In mid-February, Tom Vilsack, the new secretary of agriculture, took a jackhammer to a patch of pavement outside his headquarters to create his own organic “people’s garden.” Two weeks later, the Obama administration named Kathleen Merrigan, an assistant professor at Tufts University and a longtime champion of sustainable agriculture and healthy food, as Mr. Vilsack’s top deputy….

(Vilsack) has said he hopes to devote more resources to child nutrition to improve the quality of school breakfasts and lunches. He also wants to make sure that only healthy choices are available in school vending machines….

Noting that the department’s recently released Census of Agriculture included more than 100,000 new small farmers, he said he wanted his agency to help them develop regional distribution networks. The small farms’ produce could be sold to institutional buyers like schools.
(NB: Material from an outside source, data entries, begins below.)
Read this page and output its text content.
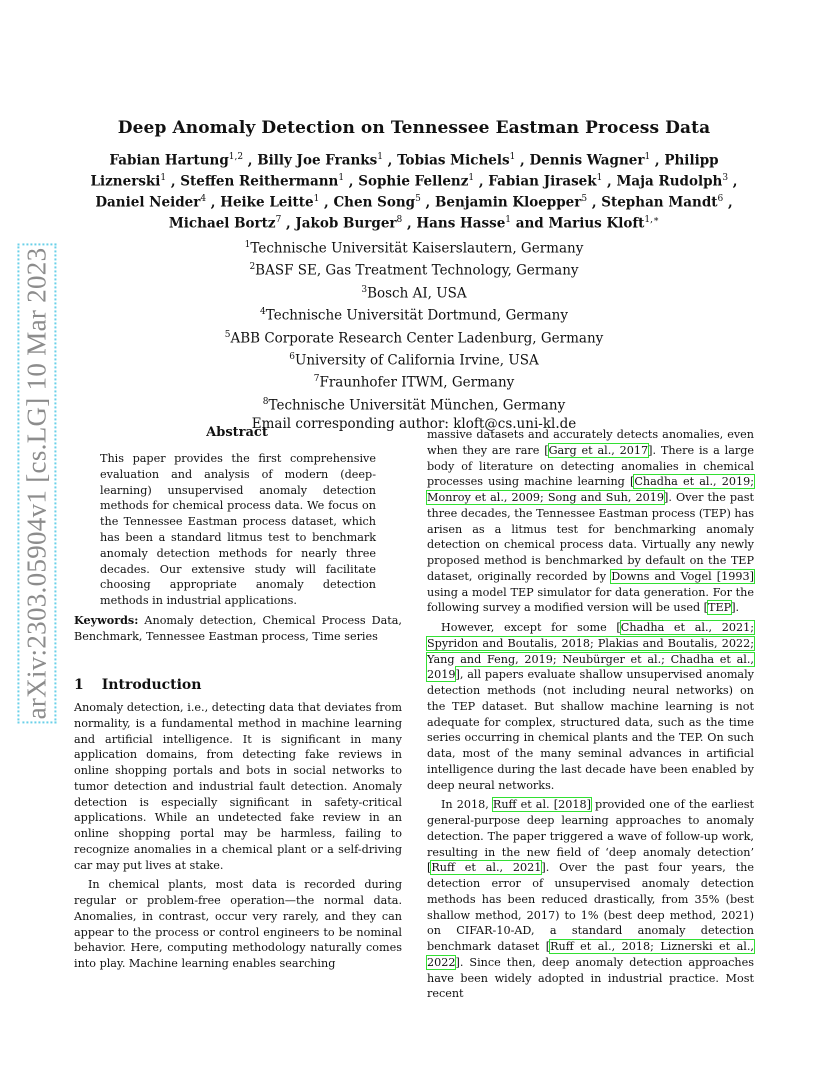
arXiv:2303.05904v1 [cs.LG] 10 Mar 2023
Deep Anomaly Detection on Tennessee Eastman Process Data
Fabian Hartung$^{1,2}$ , Billy Joe Franks$^1$ , Tobias Michels$^1$ , Dennis Wagner$^1$ , Philipp Liznerski$^1$ , Steffen Reithermann$^1$ , Sophie Fellenz$^1$ , Fabian Jirasek$^1$ , Maja Rudolph$^3$ , Daniel Neider$^4$ , Heike Leitte$^1$ , Chen Song$^5$ , Benjamin Kloepper$^5$ , Stephan Mandt$^6$ , Michael Bortz$^7$ , Jakob Burger$^8$ , Hans Hasse$^1$ and Marius Kloft$^{1,∗}$
$^1$Technische Universität Kaiserslautern, Germany
$^2$BASF SE, Gas Treatment Technology, Germany
$^3$Bosch AI, USA
$^4$Technische Universität Dortmund, Germany
$^5$ABB Corporate Research Center Ladenburg, Germany
$^6$University of California Irvine, USA
$^7$Fraunhofer ITWM, Germany
$^8$Technische Universität München, Germany
Email corresponding author: kloft@cs.uni-kl.de
Abstract
This paper provides the first comprehensive evaluation and analysis of modern (deep-learning) unsupervised anomaly detection methods for chemical process data. We focus on the Tennessee Eastman process dataset, which has been a standard litmus test to benchmark anomaly detection methods for nearly three decades. Our extensive study will facilitate choosing appropriate anomaly detection methods in industrial applications.
Keywords: Anomaly detection, Chemical Process Data, Benchmark, Tennessee Eastman process, Time series
1 Introduction

Anomaly detection, i.e., detecting data that deviates from normality, is a fundamental method in machine learning and artificial intelligence. It is significant in many application domains, from detecting fake reviews in online shopping portals and bots in social networks to tumor detection and industrial fault detection. Anomaly detection is especially significant in safety-critical applications. While an undetected fake review in an online shopping portal may be harmless, failing to recognize anomalies in a chemical plant or a self-driving car may put lives at stake.

In chemical plants, most data is recorded during regular or problem-free operation—the normal data. Anomalies, in contrast, occur very rarely, and they can appear to the process or control engineers to be nominal behavior. Here, computing methodology naturally comes into play. Machine learning enables searching

massive datasets and accurately detects anomalies, even when they are rare [Garg et al., 2017]. There is a large body of literature on detecting anomalies in chemical processes using machine learning [Chadha et al., 2019; Monroy et al., 2009; Song and Suh, 2019]. Over the past three decades, the Tennessee Eastman process (TEP) has arisen as a litmus test for benchmarking anomaly detection on chemical process data. Virtually any newly proposed method is benchmarked by default on the TEP dataset, originally recorded by Downs and Vogel [1993] using a model TEP simulator for data generation. For the following survey a modified version will be used [TEP].

However, except for some [Chadha et al., 2021; Spyridon and Boutalis, 2018; Plakias and Boutalis, 2022; Yang and Feng, 2019; Neubürger et al.; Chadha et al., 2019], all papers evaluate shallow unsupervised anomaly detection methods (not including neural networks) on the TEP dataset. But shallow machine learning is not adequate for complex, structured data, such as the time series occurring in chemical plants and the TEP. On such data, most of the many seminal advances in artificial intelligence during the last decade have been enabled by deep neural networks.

In 2018, Ruff et al. [2018] provided one of the earliest general-purpose deep learning approaches to anomaly detection. The paper triggered a wave of follow-up work, resulting in the new field of ‘deep anomaly detection’ [Ruff et al., 2021]. Over the past four years, the detection error of unsupervised anomaly detection methods has been reduced drastically, from 35% (best shallow method, 2017) to 1% (best deep method, 2021) on CIFAR-10-AD, a standard anomaly detection benchmark dataset [Ruff et al., 2018; Liznerski et al., 2022]. Since then, deep anomaly detection approaches have been widely adopted in industrial practice. Most recent
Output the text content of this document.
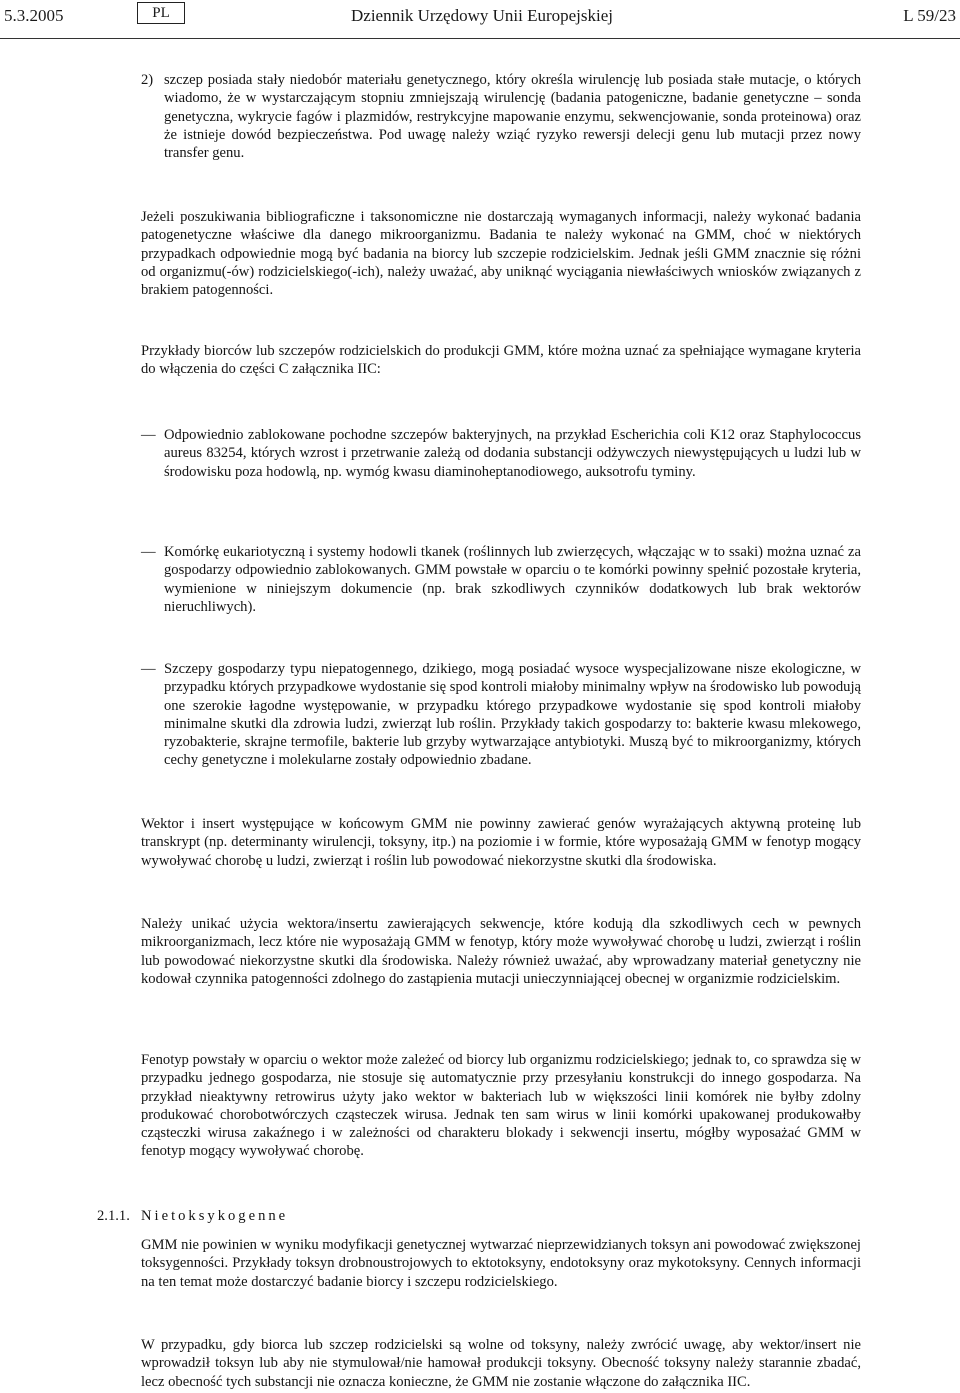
5.3.2005	PL	Dziennik Urzędowy Unii Europejskiej	L 59/23
2) szczep posiada stały niedobór materiału genetycznego, który określa wirulencję lub posiada stałe mutacje, o których wiadomo, że w wystarczającym stopniu zmniejszają wirulencję (badania patogeniczne, badanie genetyczne – sonda genetyczna, wykrycie fagów i plazmidów, restrykcyjne mapowanie enzymu, sekwencjowanie, sonda proteinowa) oraz że istnieje dowód bezpieczeństwa. Pod uwagę należy wziąć ryzyko rewersji delecji genu lub mutacji przez nowy transfer genu.

Jeżeli poszukiwania bibliograficzne i taksonomiczne nie dostarczają wymaganych informacji, należy wykonać badania patogenetyczne właściwe dla danego mikroorganizmu. Badania te należy wykonać na GMM, choć w niektórych przypadkach odpowiednie mogą być badania na biorcy lub szczepie rodzicielskim. Jednak jeśli GMM znacznie się różni od organizmu(-ów) rodzicielskiego(-ich), należy uważać, aby uniknąć wyciągania niewłaściwych wniosków związanych z brakiem patogenności.

Przykłady biorców lub szczepów rodzicielskich do produkcji GMM, które można uznać za spełniające wymagane kryteria do włączenia do części C załącznika IIC:

— Odpowiednio zablokowane pochodne szczepów bakteryjnych, na przykład Escherichia coli K12 oraz Staphylococcus aureus 83254, których wzrost i przetrwanie zależą od dodania substancji odżywczych niewystępujących u ludzi lub w środowisku poza hodowlą, np. wymóg kwasu diaminoheptanodiowego, auksotrofu tyminy.

— Komórkę eukariotyczną i systemy hodowli tkanek (roślinnych lub zwierzęcych, włączając w to ssaki) można uznać za gospodarzy odpowiednio zablokowanych. GMM powstałe w oparciu o te komórki powinny spełnić pozostałe kryteria, wymienione w niniejszym dokumencie (np. brak szkodliwych czynników dodatkowych lub brak wektorów nieruchliwych).

— Szczepy gospodarzy typu niepatogennego, dzikiego, mogą posiadać wysoce wyspecjalizowane nisze ekologiczne, w przypadku których przypadkowe wydostanie się spod kontroli miałoby minimalny wpływ na środowisko lub powodują one szerokie łagodne występowanie, w przypadku którego przypadkowe wydostanie się spod kontroli miałoby minimalne skutki dla zdrowia ludzi, zwierząt lub roślin. Przykłady takich gospodarzy to: bakterie kwasu mlekowego, ryzobakterie, skrajne termofile, bakterie lub grzyby wytwarzające antybiotyki. Muszą być to mikroorganizmy, których cechy genetyczne i molekularne zostały odpowiednio zbadane.

Wektor i insert występujące w końcowym GMM nie powinny zawierać genów wyrażających aktywną proteinę lub transkrypt (np. determinanty wirulencji, toksyny, itp.) na poziomie i w formie, które wyposażają GMM w fenotyp mogący wywoływać chorobę u ludzi, zwierząt i roślin lub powodować niekorzystne skutki dla środowiska.

Należy unikać użycia wektora/insertu zawierających sekwencje, które kodują dla szkodliwych cech w pewnych mikroorganizmach, lecz które nie wyposażają GMM w fenotyp, który może wywoływać chorobę u ludzi, zwierząt i roślin lub powodować niekorzystne skutki dla środowiska. Należy również uważać, aby wprowadzany materiał genetyczny nie kodował czynnika patogenności zdolnego do zastąpienia mutacji unieczynniającej obecnej w organizmie rodzicielskim.

Fenotyp powstały w oparciu o wektor może zależeć od biorcy lub organizmu rodzicielskiego; jednak to, co sprawdza się w przypadku jednego gospodarza, nie stosuje się automatycznie przy przesyłaniu konstrukcji do innego gospodarza. Na przykład nieaktywny retrowirus użyty jako wektor w bakteriach lub w większości linii komórek nie byłby zdolny produkować chorobotwórczych cząsteczek wirusa. Jednak ten sam wirus w linii komórki upakowanej produkowałby cząsteczki wirusa zakaźnego i w zależności od charakteru blokady i sekwencji insertu, mógłby wyposażać GMM w fenotyp mogący wywoływać chorobę.

2.1.1. Nietoksykogenne

GMM nie powinien w wyniku modyfikacji genetycznej wytwarzać nieprzewidzianych toksyn ani powodować zwiększonej toksygenności. Przykłady toksyn drobnoustrojowych to ektotoksyny, endotoksyny oraz mykotoksyny. Cennych informacji na ten temat może dostarczyć badanie biorcy i szczepu rodzicielskiego.

W przypadku, gdy biorca lub szczep rodzicielski są wolne od toksyny, należy zwrócić uwagę, aby wektor/insert nie wprowadził toksyn lub aby nie stymulował/nie hamował produkcji toksyny. Obecność toksyny należy starannie zbadać, lecz obecność tych substancji nie oznacza konieczne, że GMM nie zostanie włączone do załącznika IIC.
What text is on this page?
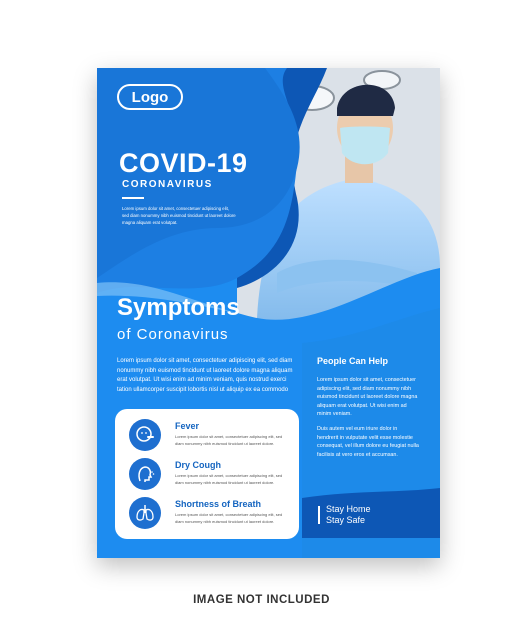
Logo
COVID-19
CORONAVIRUS
Lorem ipsum dolor sit amet, consectetuer adipiscing elit, sed diam nonummy nibh euismod tincidunt ut laoreet dolore magna aliquam erat volutpat.
Symptoms
of Coronavirus
Lorem ipsum dolor sit amet, consectetuer adipiscing elit, sed diam nonummy nibh euismod tincidunt ut laoreet dolore magna aliquam erat volutpat. Ut wisi enim ad minim veniam, quis nostrud exerci tation ullamcorper suscipit lobortis nisl ut aliquip ex ea commodo
Fever
Lorem ipsum dolor sit amet, consectetuer adipiscing elit, sed diam nonummy nibh euismod tincidunt ut laoreet dolore.
Dry Cough
Lorem ipsum dolor sit amet, consectetuer adipiscing elit, sed diam nonummy nibh euismod tincidunt ut laoreet dolore.
Shortness of Breath
Lorem ipsum dolor sit amet, consectetuer adipiscing elit, sed diam nonummy nibh euismod tincidunt ut laoreet dolore.
People Can Help
Lorem ipsum dolor sit amet, consectetuer adipiscing elit, sed diam nonummy nibh euismod tincidunt ut laoreet dolore magna aliquam erat volutpat. Ut wisi enim ad minim veniam.
Duis autem vel eum iriure dolor in hendrerit in vulputate velit esse molestie consequat, vel illum dolore eu feugiat nulla facilisis at vero eros et accumsan.
Stay Home
Stay Safe
IMAGE NOT INCLUDED
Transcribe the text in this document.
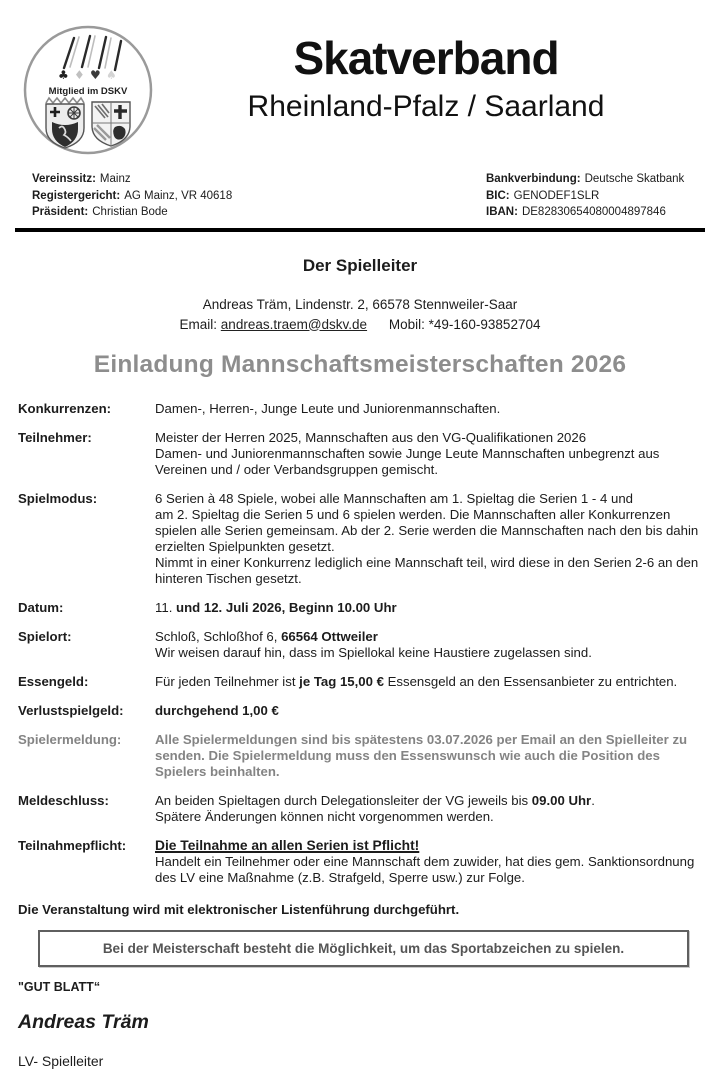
♣ ♦ ♥ ♠
Mitglied im DSKV
Skatverband
Rheinland-Pfalz / Saarland
Vereinssitz: Mainz
Registergericht: AG Mainz, VR 40618
Präsident: Christian Bode
Bankverbindung: Deutsche Skatbank
BIC: GENODEF1SLR
IBAN: DE82830654080004897846
Der Spielleiter
Andreas Träm, Lindenstr. 2, 66578 Stennweiler-Saar
Email: andreas.traem@dskv.de Mobil: *49-160-93852704
Einladung Mannschaftsmeisterschaften 2026
Konkurrenzen:	Damen-, Herren-, Junge Leute und Juniorenmannschaften.
Teilnehmer:	Meister der Herren 2025, Mannschaften aus den VG-Qualifikationen 2026
Damen- und Juniorenmannschaften sowie Junge Leute Mannschaften unbegrenzt aus
Vereinen und / oder Verbandsgruppen gemischt.
Spielmodus:	6 Serien à 48 Spiele, wobei alle Mannschaften am 1. Spieltag die Serien 1 - 4 und
am 2. Spieltag die Serien 5 und 6 spielen werden. Die Mannschaften aller Konkurrenzen
spielen alle Serien gemeinsam. Ab der 2. Serie werden die Mannschaften nach den bis dahin
erzielten Spielpunkten gesetzt.
Nimmt in einer Konkurrenz lediglich eine Mannschaft teil, wird diese in den Serien 2-6 an den
hinteren Tischen gesetzt.
Datum:	11. und 12. Juli 2026, Beginn 10.00 Uhr
Spielort:	Schloß, Schloßhof 6, 66564 Ottweiler
Wir weisen darauf hin, dass im Spiellokal keine Haustiere zugelassen sind.
Essengeld:	Für jeden Teilnehmer ist je Tag 15,00 € Essensgeld an den Essensanbieter zu entrichten.
Verlustspielgeld:	durchgehend 1,00 €
Spielermeldung:	Alle Spielermeldungen sind bis spätestens 03.07.2026 per Email an den Spielleiter zu
senden. Die Spielermeldung muss den Essenswunsch wie auch die Position des
Spielers beinhalten.
Meldeschluss:	An beiden Spieltagen durch Delegationsleiter der VG jeweils bis 09.00 Uhr.
Spätere Änderungen können nicht vorgenommen werden.
Teilnahmepflicht:	Die Teilnahme an allen Serien ist Pflicht!
Handelt ein Teilnehmer oder eine Mannschaft dem zuwider, hat dies gem. Sanktionsordnung
des LV eine Maßnahme (z.B. Strafgeld, Sperre usw.) zur Folge.

Die Veranstaltung wird mit elektronischer Listenführung durchgeführt.

Bei der Meisterschaft besteht die Möglichkeit, um das Sportabzeichen zu spielen.
"GUT BLATT“
Andreas Träm
LV- Spielleiter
Vilsack was generally seen as an agribusiness supporter in Congress and wasn’t a popular choice with the organic and local foods communities, but they’ve been pleasantly surprised. If Vilsack and the local food activists succeed in getting their crops into supermarkets and school lunches, it could be a sea change in American eating habits.

The market is ahead of the government on this. Chains like Whole Foods have brought organic to the big grocery business and now Safeway and Wal-Mart have organic produce sections. Farmer’s markets that sell locally grown food are springing up around American cities, and my guess is that the many of those 100,000 small farmers are selling to them. Portland’s metro area has over 30 farmer’s markets – downtown, in low income working-class neighborhoods, and in the suburbs. Healthy school lunches were pioneered by Bay Area celebrity chef Alice Waters, who got the Berkeley schools to plant gardens for their cafeterias. With Michelle Obama out front, the healthy food movement is poised to make another giant step forward.

Agribusiness is similar to Detroit automakers in many ways. “Big Ag” has subsisted on subsidies and fought reform, while marketing products heavy in corn syrup made cheap by subsidies, and petroleum-based fertilizers are a major oil user. When I was a kid growing up in California’s agricultural Central Valley, my father worked for a poultry feed manufacturer. He brought home calendars from Shell (I think) with cartoon pictures of gigantic tomatoes grown with chemical fertilizers. Now the Valley’s aquifer is poisoned by fertilizers and pesticides and the tap water is unsafe to drink.